Жертва. Она — жертва…
Человек становится жертвой иногда в тот момент, когда ему не дает покоя вина. То есть он сам хочет себя за что-то наказать, но не может. И тогда ему нужен «бич божий».
Если Маша чувствовала себя виноватой?
В чем?
Ах, если бы она вела дневник, и мне бы так подвезло, что я его обнаружила! Но это — мечты, мечты…
Пока не пойму Машу, я не смогу определить направление, в котором, как говорилось в одном фильме, нужно «пошуршать травой, чтобы спугнуть гадюк».
— Сашка, спасибо.
Я обернулась. Ванцов стоял за моей спиной и смущенно улыбался.

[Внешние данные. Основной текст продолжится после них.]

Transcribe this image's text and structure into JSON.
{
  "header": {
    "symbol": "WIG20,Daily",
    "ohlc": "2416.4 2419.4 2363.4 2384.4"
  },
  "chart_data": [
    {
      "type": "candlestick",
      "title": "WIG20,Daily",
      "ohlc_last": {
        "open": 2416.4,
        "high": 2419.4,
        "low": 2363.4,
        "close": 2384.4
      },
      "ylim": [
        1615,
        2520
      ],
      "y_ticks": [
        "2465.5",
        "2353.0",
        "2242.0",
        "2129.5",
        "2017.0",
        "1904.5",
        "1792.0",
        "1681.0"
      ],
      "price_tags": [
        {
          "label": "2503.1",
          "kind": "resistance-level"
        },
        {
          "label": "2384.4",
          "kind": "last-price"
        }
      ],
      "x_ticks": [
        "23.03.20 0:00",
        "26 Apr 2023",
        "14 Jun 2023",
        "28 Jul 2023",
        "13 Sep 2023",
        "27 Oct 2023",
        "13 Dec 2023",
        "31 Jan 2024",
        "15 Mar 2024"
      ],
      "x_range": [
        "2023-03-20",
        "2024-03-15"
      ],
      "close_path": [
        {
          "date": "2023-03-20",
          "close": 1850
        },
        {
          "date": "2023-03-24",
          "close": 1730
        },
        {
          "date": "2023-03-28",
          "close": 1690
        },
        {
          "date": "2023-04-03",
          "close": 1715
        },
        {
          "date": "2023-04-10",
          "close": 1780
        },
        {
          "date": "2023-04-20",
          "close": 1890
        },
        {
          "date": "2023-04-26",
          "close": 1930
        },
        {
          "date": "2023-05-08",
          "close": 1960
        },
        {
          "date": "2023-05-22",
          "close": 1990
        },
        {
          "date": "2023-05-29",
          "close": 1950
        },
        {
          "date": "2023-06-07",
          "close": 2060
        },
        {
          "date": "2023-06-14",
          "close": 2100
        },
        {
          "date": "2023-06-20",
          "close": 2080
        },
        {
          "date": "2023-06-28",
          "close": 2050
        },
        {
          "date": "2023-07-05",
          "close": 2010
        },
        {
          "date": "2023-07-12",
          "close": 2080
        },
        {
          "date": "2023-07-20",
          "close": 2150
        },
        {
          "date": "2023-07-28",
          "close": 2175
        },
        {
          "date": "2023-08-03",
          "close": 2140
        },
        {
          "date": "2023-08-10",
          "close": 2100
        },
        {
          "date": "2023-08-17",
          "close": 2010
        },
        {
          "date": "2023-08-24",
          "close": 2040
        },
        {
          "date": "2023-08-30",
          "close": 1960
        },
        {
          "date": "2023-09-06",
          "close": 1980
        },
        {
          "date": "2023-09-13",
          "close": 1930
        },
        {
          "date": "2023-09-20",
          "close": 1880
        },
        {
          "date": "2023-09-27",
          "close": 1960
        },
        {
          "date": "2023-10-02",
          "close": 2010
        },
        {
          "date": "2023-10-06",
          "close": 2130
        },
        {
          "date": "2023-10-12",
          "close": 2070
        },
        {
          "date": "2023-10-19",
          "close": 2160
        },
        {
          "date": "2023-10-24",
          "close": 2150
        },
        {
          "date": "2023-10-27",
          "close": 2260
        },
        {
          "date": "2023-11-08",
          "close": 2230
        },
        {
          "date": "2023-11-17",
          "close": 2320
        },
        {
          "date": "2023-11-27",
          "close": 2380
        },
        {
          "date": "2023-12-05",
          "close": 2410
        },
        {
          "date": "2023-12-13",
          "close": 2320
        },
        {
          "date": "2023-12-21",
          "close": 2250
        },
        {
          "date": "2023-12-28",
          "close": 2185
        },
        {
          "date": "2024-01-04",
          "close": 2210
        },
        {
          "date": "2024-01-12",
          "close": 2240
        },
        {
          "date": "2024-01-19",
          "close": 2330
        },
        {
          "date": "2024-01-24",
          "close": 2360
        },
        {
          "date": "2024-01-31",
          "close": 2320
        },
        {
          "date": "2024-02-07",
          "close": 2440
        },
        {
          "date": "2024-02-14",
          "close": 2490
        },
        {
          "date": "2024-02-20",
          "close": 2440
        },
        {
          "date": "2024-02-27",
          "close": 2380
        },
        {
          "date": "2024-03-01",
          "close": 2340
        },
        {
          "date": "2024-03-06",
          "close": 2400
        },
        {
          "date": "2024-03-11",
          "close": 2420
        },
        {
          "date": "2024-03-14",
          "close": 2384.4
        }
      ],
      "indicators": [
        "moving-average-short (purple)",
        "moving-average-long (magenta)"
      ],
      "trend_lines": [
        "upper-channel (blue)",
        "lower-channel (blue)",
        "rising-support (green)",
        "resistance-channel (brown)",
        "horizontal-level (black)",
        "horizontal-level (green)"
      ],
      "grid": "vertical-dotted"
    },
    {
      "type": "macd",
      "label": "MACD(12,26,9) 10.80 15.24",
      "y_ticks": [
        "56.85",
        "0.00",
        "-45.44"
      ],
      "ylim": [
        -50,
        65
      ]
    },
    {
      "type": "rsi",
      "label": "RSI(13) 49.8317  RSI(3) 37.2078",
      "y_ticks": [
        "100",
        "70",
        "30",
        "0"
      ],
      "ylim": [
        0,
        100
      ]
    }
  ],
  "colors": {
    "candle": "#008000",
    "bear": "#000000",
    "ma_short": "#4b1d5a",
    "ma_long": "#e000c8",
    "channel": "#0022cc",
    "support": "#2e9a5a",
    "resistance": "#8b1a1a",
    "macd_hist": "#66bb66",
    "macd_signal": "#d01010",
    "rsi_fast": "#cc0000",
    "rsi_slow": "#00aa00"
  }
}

— Не за что, — отмахнулась я. — Кроме того, «спасибом» сыт не будешь. Ты мне кое-что обещал…
— Помню, — кивнул он. — Хотя ты, между прочим, только осложнила мою работу. Был готовый убийца, пусть молчаливый и загадочный. А теперь?
— Не хочешь произнести в ответ любезность, — понимающе улыбнулась я. — Ну нет, миленький! К тому же я ведь обещала тебе помочь найти настоящего убийцу, разве нет?
— Обещала, — вздохнул Ванцов. — Но, я думаю, может, с тебя хватит?
— Это уж мне решать, когда мне хватит.
— Кстати, что ты думаешь по его поводу?
Он кивнул головой на дверь, за которой еще был Воронцов.